К удивлению Бэка, эти две собаки не проявляли к нему никакой ревности. Казалось, что доброту и великодушие они переняли от Джона Торнтона. Когда Бэку стало лучше, они вовлекли его в смешные игры, от которых не мог удержаться иной раз и сам Торнтон; в этих грубоватых шалостях Бэк набирался сил и привыкал к новой обстановке. Любовь, искренняя, страстная любовь, в первый раз в жизни посетила Бэка. Он не испытывал ее даже у судьи Миллера на благодатном Юге, в долине Санта-Клара. Охотясь и играя вместе с сыновьями судьи, он относился к ним только по-приятельски; к его внукам он питал чисто отеческое чувство, а с самим судьей вел себя с достоинством, как преданный друг. Но пылкую и горячую любовь, обожание, доходившее до безумия, он стал питать только к одному Джону Торнтону.
Этот человек спас ему жизнь, а это что-нибудь да значило; кроме того, он был идеальным хозяином. Другие люди относились к своим собакам хорошо из чувства долга или же потому, что это было выгодно им же самим; Торнтон же относился к ним, как к своим детям, потому что это было в его натуре. Но он шел еще дальше: он никогда не забывал сказать собаке ласковое или приветливое слово, долгое время проводил с ней в разговоре — и это доставляло большое удовольствие и ему самому, и собакам. Он имел обыкновение хватать Бэка обеими руками за голову и, упершись в нее лбом, раскачиваться из стороны в сторону, называя его разными именами, которые казались Бэку объяснением в любви. Бэк не знал большей радости, чем испытывать именно такую ласку и такие грубые объятия, и при каждом покачивании с боку на бок ему казалось, что вот-вот от безграничного восторга лопнет его сердце. И когда Торнтон, наконец, отпускал его, он вскакивал на ноги, раскрывал пасть, глаза его зажигались красноречивым блеском, горло сжималось от избытка чувств, и он застывал на месте без движения.
— Он только не говорит! — говорил о нем с уважением Торнтон.
Свою привязанность Бэк проявлял обычно способами, причинявшими боль. Он хватал зубами руку Торнтона и так сжимал ее, что на ней надолго оставались отпечатки его зубов. И, подобно тому как Бэк умел в причитаниях Торнтона понимать любовь, так и Торнтон принимал эти укусы за выражение привязанности.

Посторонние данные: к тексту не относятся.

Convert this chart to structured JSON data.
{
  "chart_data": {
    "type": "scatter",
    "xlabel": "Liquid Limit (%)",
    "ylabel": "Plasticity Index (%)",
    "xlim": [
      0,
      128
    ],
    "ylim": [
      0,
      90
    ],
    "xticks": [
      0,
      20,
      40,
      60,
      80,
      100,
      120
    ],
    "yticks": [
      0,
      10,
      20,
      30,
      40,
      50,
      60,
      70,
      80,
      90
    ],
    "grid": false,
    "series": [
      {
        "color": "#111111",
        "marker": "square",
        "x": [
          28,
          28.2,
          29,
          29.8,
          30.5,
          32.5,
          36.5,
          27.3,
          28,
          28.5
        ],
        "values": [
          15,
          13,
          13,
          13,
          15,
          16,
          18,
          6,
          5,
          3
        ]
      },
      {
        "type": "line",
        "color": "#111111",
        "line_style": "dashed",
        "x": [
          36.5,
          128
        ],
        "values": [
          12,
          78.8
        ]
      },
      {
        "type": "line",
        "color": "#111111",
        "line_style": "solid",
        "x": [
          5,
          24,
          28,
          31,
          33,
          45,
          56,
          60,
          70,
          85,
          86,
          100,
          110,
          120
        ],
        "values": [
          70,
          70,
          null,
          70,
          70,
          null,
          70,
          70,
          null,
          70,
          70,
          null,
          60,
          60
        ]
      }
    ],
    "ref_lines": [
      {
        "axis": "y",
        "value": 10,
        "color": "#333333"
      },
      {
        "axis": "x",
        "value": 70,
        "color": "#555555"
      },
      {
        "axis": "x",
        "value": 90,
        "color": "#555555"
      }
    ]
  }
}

Но большею частью Бэк проявлял свою любовь в немом обожании. Сходя с ума от прикосновении или от простых слов Торнтона, он сам их не добивался. В противоположность Скит, которая до тех пор терлась около Торнтона, пока, наконец, он не ласкал ее, или Нигу, который сам лез к нему и клал свою громадную башку на его колени, Бэк довольствовался обожанием на расстоянии. Он мог лежать у ног Торнтона без движения, вполне спокойно целые часы или же смотреть ему в лицо, не отрывая от него глаз, изучая его, следя с величайшим вниманием за каждой малейшей переменой в его выражении или за каждым его движением. Или же, соответственно обстоятельствам, он укладывался поодаль, сбоку или позади, и уже оттуда наблюдал за фигурой своего хозяина в целом или за каждым его жестом в отдельности. Очень часто — такова уже была их взаимная симпатия — сила взгляда Бэка заставляла Торнтона повернуть к нему голову, и он делал это молча, не произнося ни слова, и только по его глазам Бэк понимал, что было у него на душе. И от этого еще больше прыгало сердце у Бэка.
Долгое время после своего выздоровления Бэк не упускал из виду Торнтона. Как только тот выходил из палатки, Бэк всюду следовал за ним по пятам, пока хозяин не возвращался. С тех пор как Бэк попал сюда, на Север, у него сложилось убеждение, что все предыдущие его хозяева были непостоянные, и он боялся, что и этот хозяин будет у него не всегда. Он опасался, что и Торнтон мелькнет в его жизни так же, как Перро и Франсуа или шотландец-метис. Даже по ночам, во сне, он вскакивал от этого страха. В такие моменты он встряхивался от сна и полз в ознобе к палатке Торнтона. Здесь он останавливался и долго вслушивался в дыхание своего хозяина.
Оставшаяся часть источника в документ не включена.